When passing a C string to a function, you don't have to pass the address of the pointer to the string ( &lineStr ), the actual pointer or array is okay. This means you can change the makeLower function to void makeLower(char *input) or void makeLower(char input[]) . Right now the argument to makeLower is declared as an array or char pointers, not a pointer to an array of char.

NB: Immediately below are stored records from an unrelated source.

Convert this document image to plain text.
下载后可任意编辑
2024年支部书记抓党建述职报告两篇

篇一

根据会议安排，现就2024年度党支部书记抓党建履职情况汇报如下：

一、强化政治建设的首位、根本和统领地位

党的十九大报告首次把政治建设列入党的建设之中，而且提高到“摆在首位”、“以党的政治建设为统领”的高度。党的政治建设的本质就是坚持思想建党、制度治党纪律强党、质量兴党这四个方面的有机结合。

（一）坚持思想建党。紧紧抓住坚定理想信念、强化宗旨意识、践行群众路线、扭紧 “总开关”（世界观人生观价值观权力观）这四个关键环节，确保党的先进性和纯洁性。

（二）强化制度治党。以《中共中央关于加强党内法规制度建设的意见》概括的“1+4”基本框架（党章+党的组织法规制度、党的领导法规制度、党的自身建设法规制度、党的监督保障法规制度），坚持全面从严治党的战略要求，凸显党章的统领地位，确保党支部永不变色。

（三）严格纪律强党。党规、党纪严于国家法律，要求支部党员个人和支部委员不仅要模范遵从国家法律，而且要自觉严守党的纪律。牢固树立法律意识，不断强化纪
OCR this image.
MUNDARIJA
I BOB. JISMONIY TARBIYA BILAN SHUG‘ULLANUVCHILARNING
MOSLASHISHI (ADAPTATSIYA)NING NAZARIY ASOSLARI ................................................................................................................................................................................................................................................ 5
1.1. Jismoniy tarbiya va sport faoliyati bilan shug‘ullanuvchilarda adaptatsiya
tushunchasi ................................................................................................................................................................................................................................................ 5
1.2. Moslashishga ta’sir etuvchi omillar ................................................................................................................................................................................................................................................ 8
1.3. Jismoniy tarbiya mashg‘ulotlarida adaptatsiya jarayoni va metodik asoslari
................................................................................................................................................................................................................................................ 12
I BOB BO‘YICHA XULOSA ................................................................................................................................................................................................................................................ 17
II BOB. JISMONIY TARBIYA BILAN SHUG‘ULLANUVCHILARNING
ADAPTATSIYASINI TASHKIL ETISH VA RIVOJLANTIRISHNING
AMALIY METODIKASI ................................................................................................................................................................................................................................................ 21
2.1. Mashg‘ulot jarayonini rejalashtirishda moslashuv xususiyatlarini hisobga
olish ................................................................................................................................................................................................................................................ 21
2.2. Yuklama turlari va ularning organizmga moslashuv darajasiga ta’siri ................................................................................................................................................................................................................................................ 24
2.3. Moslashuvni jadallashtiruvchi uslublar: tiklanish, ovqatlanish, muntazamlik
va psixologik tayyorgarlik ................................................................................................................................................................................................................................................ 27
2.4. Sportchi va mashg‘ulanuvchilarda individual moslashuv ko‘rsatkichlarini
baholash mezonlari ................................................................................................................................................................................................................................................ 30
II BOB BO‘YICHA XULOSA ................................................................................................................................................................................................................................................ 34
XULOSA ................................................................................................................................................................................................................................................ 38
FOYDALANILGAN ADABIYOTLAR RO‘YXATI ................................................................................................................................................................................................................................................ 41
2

In the new makeLower I proposed above, you can access single characters either as an array ( input[i] ) or as a pointer plus offset ( *(input + i) . Like I said in my comment, the last version is what the compiler will probably create if you use the first. But the first is more readable so I suggest that.

Also in makeLower you make a comparison with "\\0" , which is a string and not a character. This is almost right actually: You should use input[i] != '\\0' .

And finally this is how I would implement it:

void makeLower(char *input)
{
    while (*input != '\0')  /* "while (*input)" would also work */
    {
        *input = tolower(*input);
        input++;
    }
}

A few explanations about the function:

  • All char arrays can be converted to a char pointer, but not the other way around. Passing char pointer is the most common way to pass a string actually, as you can see from all standard functions that accepts strings (like strlen or strcpy .)
  • The expression *input dereferences (ie takes the value of what a pointer points to) the string. It is the same as *(input + 0) and so get the value of the first character in the string.
  • While the first character in the string is not '\\0' (which technically is a normal zero) we will loop.
  • Get the first character of the string and pass it to the tolower function. This will work no matter what the character is, tolower will only turn upper case characters to lower case, all other characters will be returned as they already were.
  • The result of tolower copied over the first character. This works because the right hand side of an assignment must be executed before the assignment, so there will not be any error or problem.
  • Last we increase the pointer by one. This will make input point to the next character in the string. This works because input is a local variable, so operations on the pointer will not affect anything in the calling function.

This function can now be called like this:

char input[100];
fgets(input, sizeof(input), stdin);
printf("before: \"%s\"\n", input);
makeLower(input);
printf("after : \"%s\"\n", input);

Did you try while(*input[i] != "\\0") instead of what you have ? For some reason you seem to pass to your function a pointer to pointer to char (*input[]) and &lineStr so it would make sense to dereference twice when you check for string terminator character "\\0"....

Just a thought, hope it helps

I think the problem is that you don't know that the string is going to equal '\\0' when you want it to. So you may be going out of bounds which is very likely that you don't know the length of the string.

As far as I understand things, it's fine to pass '\\0' to tolower() . It's a valid unsigned char value, and tolower() simply returns the input character if it is not able to do any conversion.

Thus, the loop can be succinctly put as:

while(input[i] = tolower(input[i]))
  ++i;

This does one more call to tolower() , but it's shorter and (imo) quite clear. Just wanted to mention it as an alternative.